I Shall Seal The Heavens - Bölüm 537


Bölüm 537: xxxx


Meng Hao’nun vücudu titredi ve zihni gürlemeyle doldu. Şiddetli öfke kalbinin derinliklerinden patladı.  


Göksel Takip Kabilesi!!”  


Huyan Yunming, seni ahmak!!


  Mor Deniz gürledi ve dört bir yana yayılan soğukluk havada kar tanelerine benzeyen bir şeyin ortaya çıkmasına neden oldu. İleri karakolun içindeki bütün Gelişimciler vücutlarını saran bir titremeye engel olamadılar. Meng Hao’ya daha yakın olan kişiler sarsılmaya başlarken bir yandan bakışlarını Meng Hao’ya çevirdiler.

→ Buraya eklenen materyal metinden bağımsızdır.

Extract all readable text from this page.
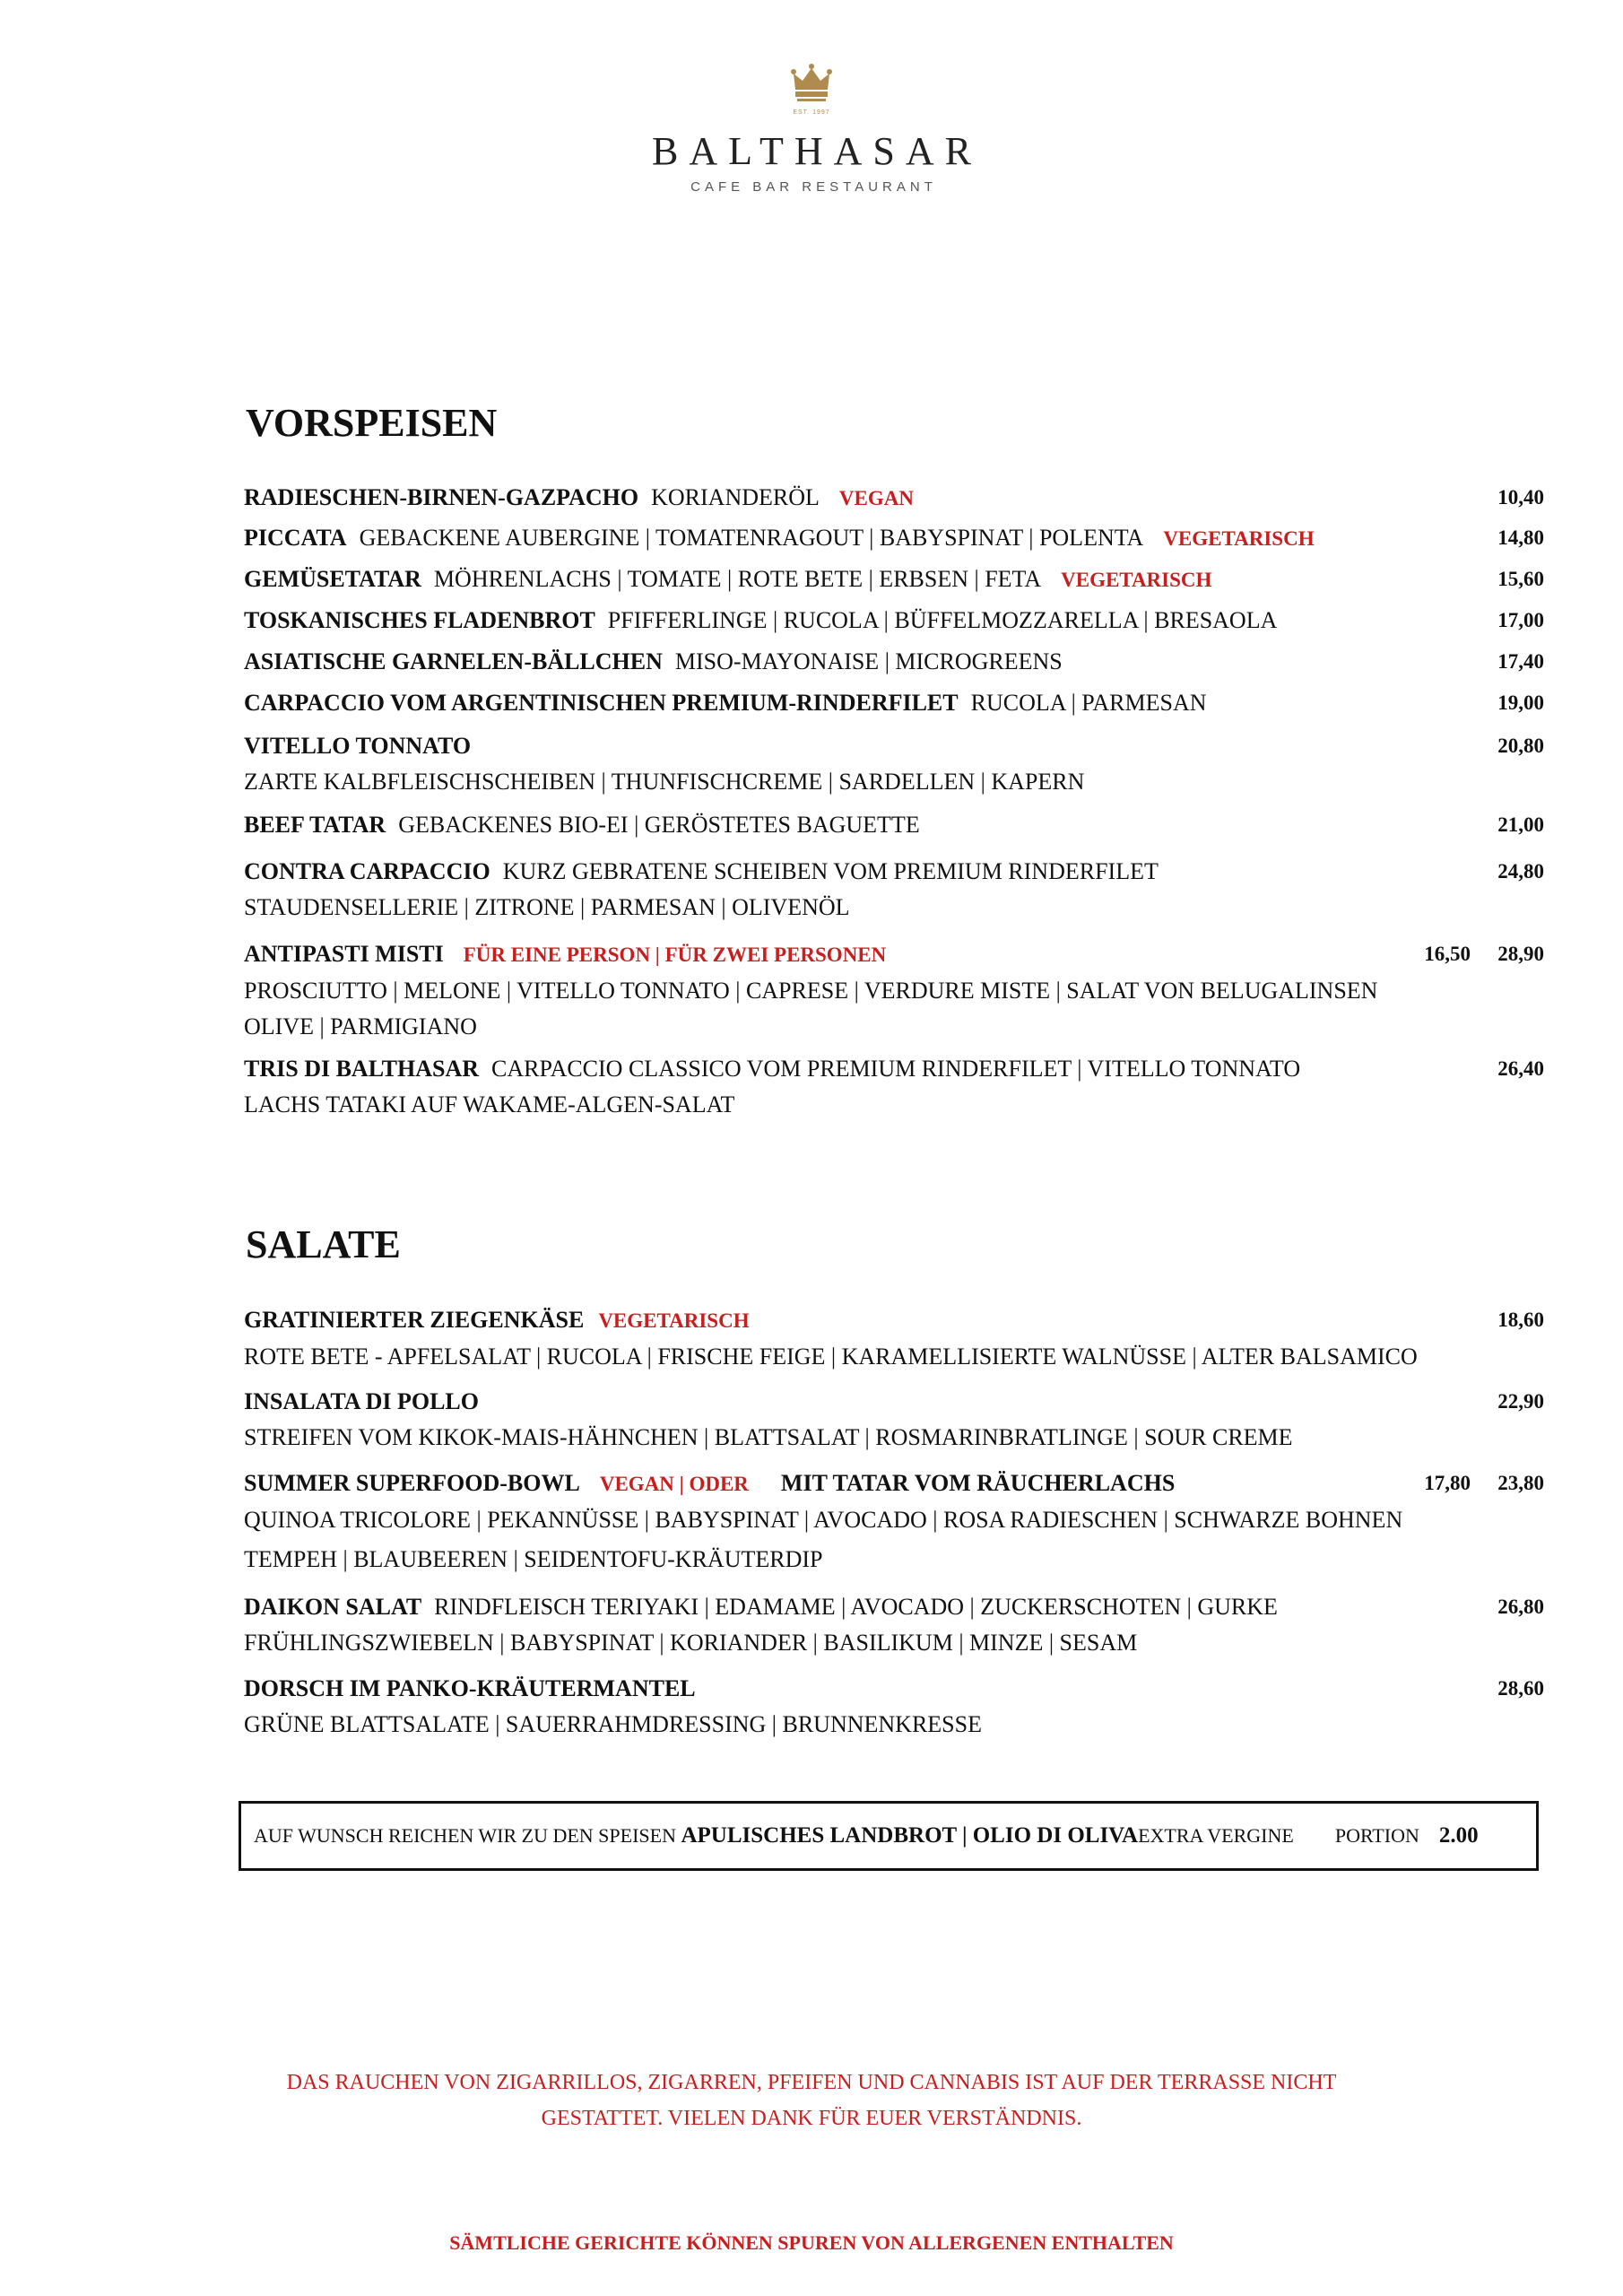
EST. 1997
BALTHASAR
CAFE BAR RESTAURANT
VORSPEISEN
RADIESCHEN-BIRNEN-GAZPACHO KORIANDERÖL VEGAN	10,40
PICCATA GEBACKENE AUBERGINE | TOMATENRAGOUT | BABYSPINAT | POLENTA VEGETARISCH	14,80
GEMÜSETATAR MÖHRENLACHS | TOMATE | ROTE BETE | ERBSEN | FETA VEGETARISCH	15,60
TOSKANISCHES FLADENBROT PFIFFERLINGE | RUCOLA | BÜFFELMOZZARELLA | BRESAOLA	17,00
ASIATISCHE GARNELEN-BÄLLCHEN MISO-MAYONAISE | MICROGREENS	17,40
CARPACCIO VOM ARGENTINISCHEN PREMIUM-RINDERFILET RUCOLA | PARMESAN	19,00
VITELLO TONNATO
ZARTE KALBFLEISCHSCHEIBEN | THUNFISCHCREME | SARDELLEN | KAPERN
20,80
BEEF TATAR GEBACKENES BIO-EI | GERÖSTETES BAGUETTE	21,00
CONTRA CARPACCIO KURZ GEBRATENE SCHEIBEN VOM PREMIUM RINDERFILET
STAUDENSELLERIE | ZITRONE | PARMESAN | OLIVENÖL
24,80
ANTIPASTI MISTI FÜR EINE PERSON | FÜR ZWEI PERSONEN
PROSCIUTTO | MELONE | VITELLO TONNATO | CAPRESE | VERDURE MISTE | SALAT VON BELUGALINSEN
OLIVE | PARMIGIANO
16,50 28,90
TRIS DI BALTHASAR CARPACCIO CLASSICO VOM PREMIUM RINDERFILET | VITELLO TONNATO
LACHS TATAKI AUF WAKAME-ALGEN-SALAT
26,40
SALATE
GRATINIERTER ZIEGENKÄSE VEGETARISCH
ROTE BETE - APFELSALAT | RUCOLA | FRISCHE FEIGE | KARAMELLISIERTE WALNÜSSE | ALTER BALSAMICO
18,60
INSALATA DI POLLO
STREIFEN VOM KIKOK-MAIS-HÄHNCHEN | BLATTSALAT | ROSMARINBRATLINGE | SOUR CREME
22,90
SUMMER SUPERFOOD-BOWL VEGAN | ODER MIT TATAR VOM RÄUCHERLACHS
QUINOA TRICOLORE | PEKANNÜSSE | BABYSPINAT | AVOCADO | ROSA RADIESCHEN | SCHWARZE BOHNEN
TEMPEH | BLAUBEEREN | SEIDENTOFU-KRÄUTERDIP
17,80 23,80
DAIKON SALAT RINDFLEISCH TERIYAKI | EDAMAME | AVOCADO | ZUCKERSCHOTEN | GURKE
FRÜHLINGSZWIEBELN | BABYSPINAT | KORIANDER | BASILIKUM | MINZE | SESAM
26,80
DORSCH IM PANKO-KRÄUTERMANTEL
GRÜNE BLATTSALATE | SAUERRAHMDRESSING | BRUNNENKRESSE
28,60
AUF WUNSCH REICHEN WIR ZU DEN SPEISEN
APULISCHES LANDBROT | OLIO DI OLIVA EXTRA VERGINE PORTION 2.00
DAS RAUCHEN VON ZIGARRILLOS, ZIGARREN, PFEIFEN UND CANNABIS IST AUF DER TERRASSE NICHT
GESTATTET. VIELEN DANK FÜR EUER VERSTÄNDNIS.
SÄMTLICHE GERICHTE KÖNNEN SPUREN VON ALLERGENEN ENTHALTEN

  Bir anda ortaya çıkan dokuz tane Gelişen Ruh Gelişimci Meng Hao’nun etrafını çevirmişti. İleri karakoldan sorumlu olan iki yaşlı adam da kendisini göstermişti, havada uçuyorlardı.


  Daha sonra şehirdeki büyü formasyonu tamamen etkinleştirildi. Gürleme sesleri yankılanırken tüm bölge sürekli Meng Hao’nun üzerine doğru çöken devasa bir baskıyla sarmalandı.


  “Meng Hao,” dedi siyah cübbeli yaşlı adam, “sen Göksel Saltanat Birliğinin Oturum üyelerini acımasızca katlettin. Şimdi de burada kendini göstermeye mi cüret ediyorsun? Biz buraya senin kelleni almaya geldik!” Adamın sesi şehirde yankılandıktan sonra bölgede düzinelerce Birlik üyesi ortaya çıktı. Bacaklarını çaprazlamış oturdular ve büyü formasyonunun devrinin devam etmesini sağlamaya başladılar.


  Meng Hao’nun gözleri kıpkırmızı olmuştu ve adeta kalbi kanıyordu. Huyan Qing’i o öldürmemişti ve hatta herhangi bir yanlış anlaşılmaya fırsat vermemek için Siyah Yarasayı katletmiş ve açıklama için kesik başını buraya getirmişti.


  Meng Hao basitçe, Patrik Huyan gibi Gelişim merkezi seviyesi yüksek olan ve içgörü gücü iyi olan birisinin Huyan Qing’in ölümüne dair ip uçlarını okuyamayacağına inanmıyordu. Şimdi net bir şekilde anlamıştı ki lanet olası Patrik Huyan’ın meseleyi mantıklı yollarla tartışmaya hiç niyeti yoktu.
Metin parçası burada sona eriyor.